Issa Bagayogo's new album, Tassomakan (Six Degrees) raises questions of influence, as does Smile (see my previous post), though they are different questions. Bagayogo is from Mali and plays a Malian instrument called the Kamele N'goni: a six-stringed instrument with a long, thin neck and hemisherical body that the player plucks (you'll see a photo of Bagayogo playing this instrument at the link). Bagayogo's first album, Sya, is wondrous: performed almost entirely on indigenous instruments and firmly rooted in Malian song structures (full disclosure: what little I know of this is based on comparison's to Ali Farka Toure's recent back-to-his-roots album, Niafunke), but incorporating dance and dub production techniques so seamlessly that you'd swear that those techniques also originated in Mali. It is light and melodic; yet, due, I think, to the fact that one plucks the kamele n'goni, it's also very percussive-sounding and thus has a will-not-be-stopped groove that seems at once exotic and centuries-old and hip and now. (Another full disclosure: your correspondent, he is sorry to say, is none of these.) Bagayogo's second album, Timbuktu, is very similar to Sya in sound. A review in LA Weekly calls his music "a hypnotic soundtrack for the lounge at the Sahara's edge," and that seems a fit characterization of the first two albums.
Tassomakan, though, seems to have moved further away from the Sahara. It retains the Malian instruments, but it also introduces such instruments as organs and electric guitars (the latter were present in Sya, but they weren't predominant) and even experiments with Western pop song forms. The result is an album that, apart from Bagayogo's lyrics in his native language, sounds more "Western" than the first two albums do. I think that is the chief reason why this album doesn't appeal as strongly to me. But why this more "Western"-sounding album should have less appeal for me is something I'm not sure of. "Authenticity" isn't the issue: Bagayogo's music certainly sounds "African" to (these) Western ears, but what about a Malian's ears?
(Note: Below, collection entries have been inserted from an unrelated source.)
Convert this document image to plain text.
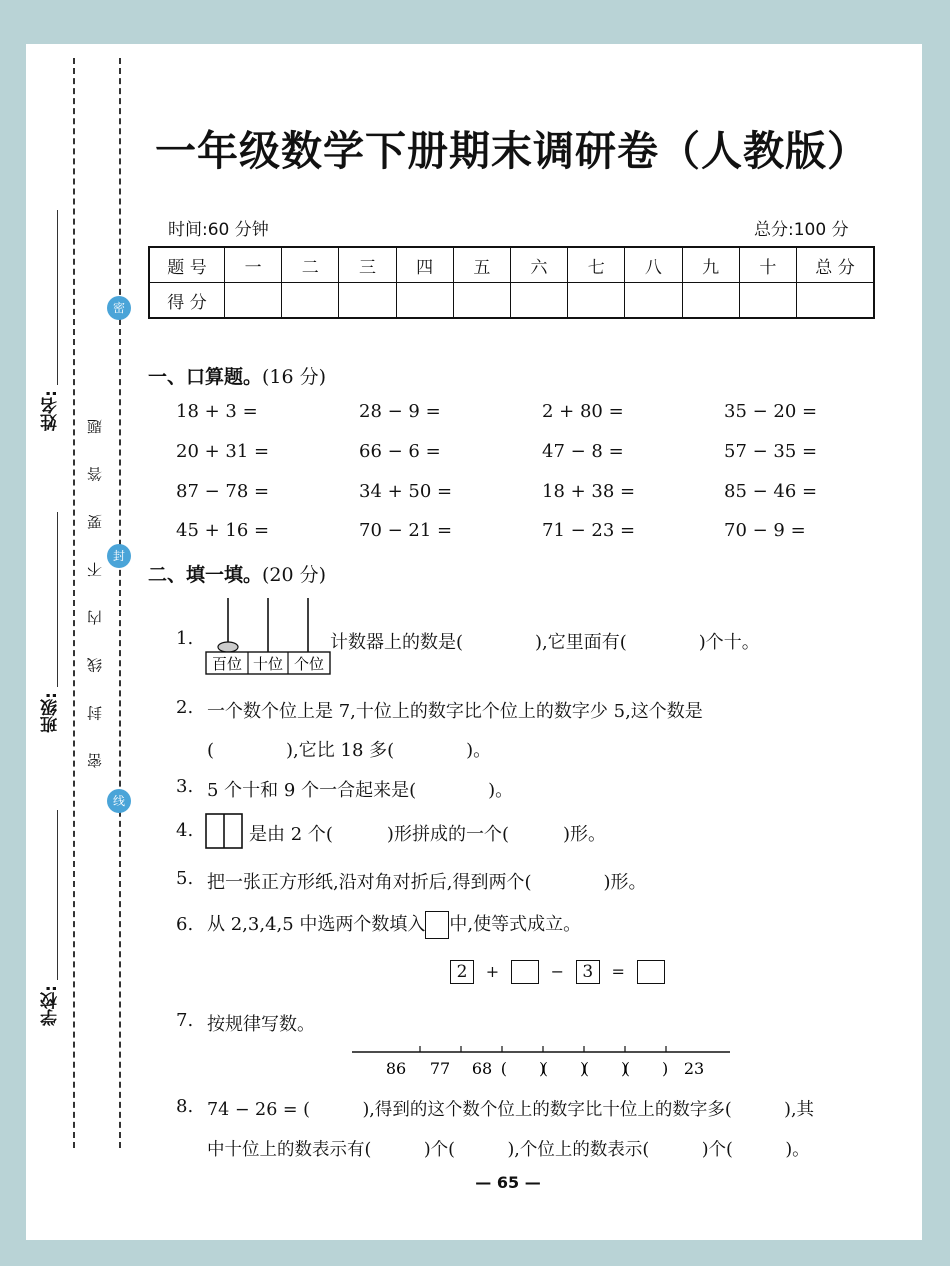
密
封
线
密 封 线 内 不 要 答 题
姓名:
班级:
学校:
一年级数学下册期末调研卷（人教版）
时间:60 分钟	总分:100 分
题 号	一	二	三	四	五	六	七	八	九	十	总 分
得 分											
一、口算题。(16 分)
18 + 3 =	28 − 9 =	2 + 80 =	35 − 20 =
20 + 31 =	66 − 6 =	47 − 8 =	57 − 35 =
87 − 78 =	34 + 50 =	18 + 38 =	85 − 46 =
45 + 16 =	70 − 21 =	71 − 23 =	70 − 9 =
二、填一填。(20 分)
1.
百位 十位 个位
计数器上的数是(　　　　),它里面有(　　　　)个十。
2. 一个数个位上是 7,十位上的数字比个位上的数字少 5,这个数是
(　　　　),它比 18 多(　　　　)。
3. 5 个十和 9 个一合起来是(　　　　)。
4.	是由 2 个(　　　)形拼成的一个(　　　)形。
5. 把一张正方形纸,沿对角对折后,得到两个(　　　　)形。
6. 从 2,3,4,5 中选两个数填入 中,使等式成立。
2 +	− 3 =
7. 按规律写数。
86 77 68 (　　)
(　　)
(　　)
(　　) 23
8. 74 − 26 = (　　　),得到的这个数个位上的数字比十位上的数字多(　　　),其
中十位上的数表示有(　　　)个(　　　),个位上的数表示(　　　)个(　　　)。
— 65 —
And in any case, Bagayogo deliberately seeks to marry African instruments and song structures with Western technological flourishes and, in this new album, instruments. What is less to my liking is that in Tassomakan those seams between Malian and Western musics are more audible, whereas in Sya and Timbuktu they are, to my ear, all but inaudible. And my tastes in the arts in general seem to tend toward those pieces that are stylistically seamless with reference to their borrowings.
In thinking over the Spivak I've been reading (see my Current Reading list on the other side of the page), there may be embedded here something of her preference for what she terms the "native informant" over what other postcolonial theorists (such as Bhabha) call the sociocultural phenomenon of "hybridity." To be sure, I knew when buying Sya and taping Timbuktu that I wasn't buying field recordings of musicians in the bush. But before I pursue a discussion of Spivak here, I'd be wise to make sure I understand the distinction she's making.